Übersichtsarbeiten - OUP 12/2013

Radiushalsfrakturen im Wachstumsalter

P. Koch1, M. Rapp1, P. Illing1

Zusammenfassung: Radiushalsfrakturen im Wachstumsalter bedürfen einer im Vergleich zum Erwachsenen unterschiedlichen Behandlung. Sie verfügen über ein erhebliches Potenzial für Spontankorrekturen und können überwiegend konservativ behandelt werden. Die Kenntnis der Grenzen der konservativen Behandlung ist essenziell, um resultierende Bewegungseinschränkungen zu verhindern. Als operative Therapie der Wahl hat sich die elastisch stabile intramedulläre Nagelung (ESIN) etabliert.

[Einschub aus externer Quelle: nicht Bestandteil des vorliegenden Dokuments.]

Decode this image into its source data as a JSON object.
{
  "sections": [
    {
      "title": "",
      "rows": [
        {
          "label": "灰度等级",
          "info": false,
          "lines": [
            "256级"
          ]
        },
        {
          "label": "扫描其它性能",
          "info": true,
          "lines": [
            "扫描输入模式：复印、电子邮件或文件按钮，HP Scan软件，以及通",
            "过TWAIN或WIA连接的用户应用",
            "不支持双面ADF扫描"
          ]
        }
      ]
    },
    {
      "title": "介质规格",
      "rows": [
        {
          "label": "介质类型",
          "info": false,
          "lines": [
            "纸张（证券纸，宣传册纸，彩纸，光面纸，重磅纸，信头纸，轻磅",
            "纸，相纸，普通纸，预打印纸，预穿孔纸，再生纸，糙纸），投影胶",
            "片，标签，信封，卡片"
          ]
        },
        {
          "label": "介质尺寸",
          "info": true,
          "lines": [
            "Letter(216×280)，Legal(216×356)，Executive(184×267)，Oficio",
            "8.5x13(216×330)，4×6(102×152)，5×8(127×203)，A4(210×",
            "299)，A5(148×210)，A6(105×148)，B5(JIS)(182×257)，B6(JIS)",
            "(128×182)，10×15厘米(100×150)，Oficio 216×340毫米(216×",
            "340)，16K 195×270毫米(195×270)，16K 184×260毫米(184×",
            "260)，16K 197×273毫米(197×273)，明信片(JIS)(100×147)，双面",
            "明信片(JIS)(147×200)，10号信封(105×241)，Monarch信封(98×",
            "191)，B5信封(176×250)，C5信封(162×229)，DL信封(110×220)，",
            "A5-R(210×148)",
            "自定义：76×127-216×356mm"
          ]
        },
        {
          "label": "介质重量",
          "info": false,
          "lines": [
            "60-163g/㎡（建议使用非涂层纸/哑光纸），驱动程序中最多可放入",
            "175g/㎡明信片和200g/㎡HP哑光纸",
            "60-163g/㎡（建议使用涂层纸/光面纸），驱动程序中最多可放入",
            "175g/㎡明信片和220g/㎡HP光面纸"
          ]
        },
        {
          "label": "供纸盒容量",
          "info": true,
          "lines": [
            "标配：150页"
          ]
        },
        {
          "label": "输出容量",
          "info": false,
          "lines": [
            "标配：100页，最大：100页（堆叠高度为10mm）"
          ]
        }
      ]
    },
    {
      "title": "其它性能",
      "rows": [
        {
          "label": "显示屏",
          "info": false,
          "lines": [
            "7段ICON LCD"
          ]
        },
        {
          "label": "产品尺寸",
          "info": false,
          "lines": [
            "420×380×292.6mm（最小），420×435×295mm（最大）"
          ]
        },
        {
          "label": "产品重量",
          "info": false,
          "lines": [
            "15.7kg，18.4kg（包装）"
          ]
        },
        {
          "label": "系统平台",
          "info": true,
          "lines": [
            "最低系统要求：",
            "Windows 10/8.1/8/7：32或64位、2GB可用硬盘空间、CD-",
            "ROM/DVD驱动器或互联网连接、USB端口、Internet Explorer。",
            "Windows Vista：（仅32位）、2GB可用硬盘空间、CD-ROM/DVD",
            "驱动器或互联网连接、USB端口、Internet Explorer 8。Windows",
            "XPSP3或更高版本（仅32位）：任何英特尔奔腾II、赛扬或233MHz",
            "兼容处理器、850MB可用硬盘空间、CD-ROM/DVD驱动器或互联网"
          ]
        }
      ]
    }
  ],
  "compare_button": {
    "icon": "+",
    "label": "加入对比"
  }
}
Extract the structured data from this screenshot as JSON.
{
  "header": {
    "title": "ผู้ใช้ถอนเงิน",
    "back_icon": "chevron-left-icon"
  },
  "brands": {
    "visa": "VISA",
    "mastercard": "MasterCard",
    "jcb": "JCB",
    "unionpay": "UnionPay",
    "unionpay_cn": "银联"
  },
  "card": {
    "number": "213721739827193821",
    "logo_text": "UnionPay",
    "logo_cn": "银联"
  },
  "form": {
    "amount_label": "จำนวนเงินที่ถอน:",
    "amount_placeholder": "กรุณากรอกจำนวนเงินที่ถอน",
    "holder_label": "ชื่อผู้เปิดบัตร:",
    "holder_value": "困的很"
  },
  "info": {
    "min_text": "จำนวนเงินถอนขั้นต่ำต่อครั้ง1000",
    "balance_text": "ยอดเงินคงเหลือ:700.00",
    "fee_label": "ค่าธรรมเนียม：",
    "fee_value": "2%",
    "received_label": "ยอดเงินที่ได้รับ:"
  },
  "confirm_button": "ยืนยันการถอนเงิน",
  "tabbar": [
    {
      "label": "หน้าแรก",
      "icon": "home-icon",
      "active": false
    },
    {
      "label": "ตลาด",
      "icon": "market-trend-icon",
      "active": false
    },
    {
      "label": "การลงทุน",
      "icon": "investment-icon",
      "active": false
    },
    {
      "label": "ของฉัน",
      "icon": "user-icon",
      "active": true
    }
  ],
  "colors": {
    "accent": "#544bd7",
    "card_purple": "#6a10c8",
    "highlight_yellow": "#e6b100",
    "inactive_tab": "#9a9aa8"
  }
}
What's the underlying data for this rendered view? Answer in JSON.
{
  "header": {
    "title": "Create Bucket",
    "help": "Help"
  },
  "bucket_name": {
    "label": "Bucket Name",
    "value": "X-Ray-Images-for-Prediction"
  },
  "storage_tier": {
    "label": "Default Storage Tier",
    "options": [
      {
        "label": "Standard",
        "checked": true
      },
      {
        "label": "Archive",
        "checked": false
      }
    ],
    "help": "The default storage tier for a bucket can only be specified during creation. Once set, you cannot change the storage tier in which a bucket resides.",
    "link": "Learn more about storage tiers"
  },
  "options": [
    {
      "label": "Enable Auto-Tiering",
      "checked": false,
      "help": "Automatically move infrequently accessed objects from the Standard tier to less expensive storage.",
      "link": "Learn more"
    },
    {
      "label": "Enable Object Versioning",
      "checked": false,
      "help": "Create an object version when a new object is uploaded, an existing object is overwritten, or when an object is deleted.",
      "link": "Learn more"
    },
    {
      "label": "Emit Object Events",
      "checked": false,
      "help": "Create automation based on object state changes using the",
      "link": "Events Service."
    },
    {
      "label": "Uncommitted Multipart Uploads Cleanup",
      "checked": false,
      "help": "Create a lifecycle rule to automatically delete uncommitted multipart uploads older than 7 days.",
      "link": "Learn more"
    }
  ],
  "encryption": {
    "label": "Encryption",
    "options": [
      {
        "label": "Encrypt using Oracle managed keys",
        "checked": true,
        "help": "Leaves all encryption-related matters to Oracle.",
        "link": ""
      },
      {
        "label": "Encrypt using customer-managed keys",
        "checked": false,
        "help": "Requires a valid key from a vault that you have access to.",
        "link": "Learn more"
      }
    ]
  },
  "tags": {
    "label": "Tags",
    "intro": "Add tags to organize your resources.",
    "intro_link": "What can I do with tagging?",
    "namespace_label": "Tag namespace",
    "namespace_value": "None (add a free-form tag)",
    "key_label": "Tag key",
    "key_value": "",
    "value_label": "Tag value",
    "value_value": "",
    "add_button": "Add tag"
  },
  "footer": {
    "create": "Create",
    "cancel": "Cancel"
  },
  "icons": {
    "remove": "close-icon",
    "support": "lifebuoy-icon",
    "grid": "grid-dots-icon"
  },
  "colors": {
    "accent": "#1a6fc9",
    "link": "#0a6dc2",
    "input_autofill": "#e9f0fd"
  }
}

Offene Repositionen können die Durchblutung des Radiusköpfchens beeinträchtigen.

Schlüsselwörter: Radiushalsfraktur, Wachstumsalter, konservative Behandlung, elastisch stabile intramedulläre Nagelung, ESIN, Komplikationen

 

Zitierweise

Koch P, Rapp M, Illing P: Radiushalsfrakturen im Wachstumsalter.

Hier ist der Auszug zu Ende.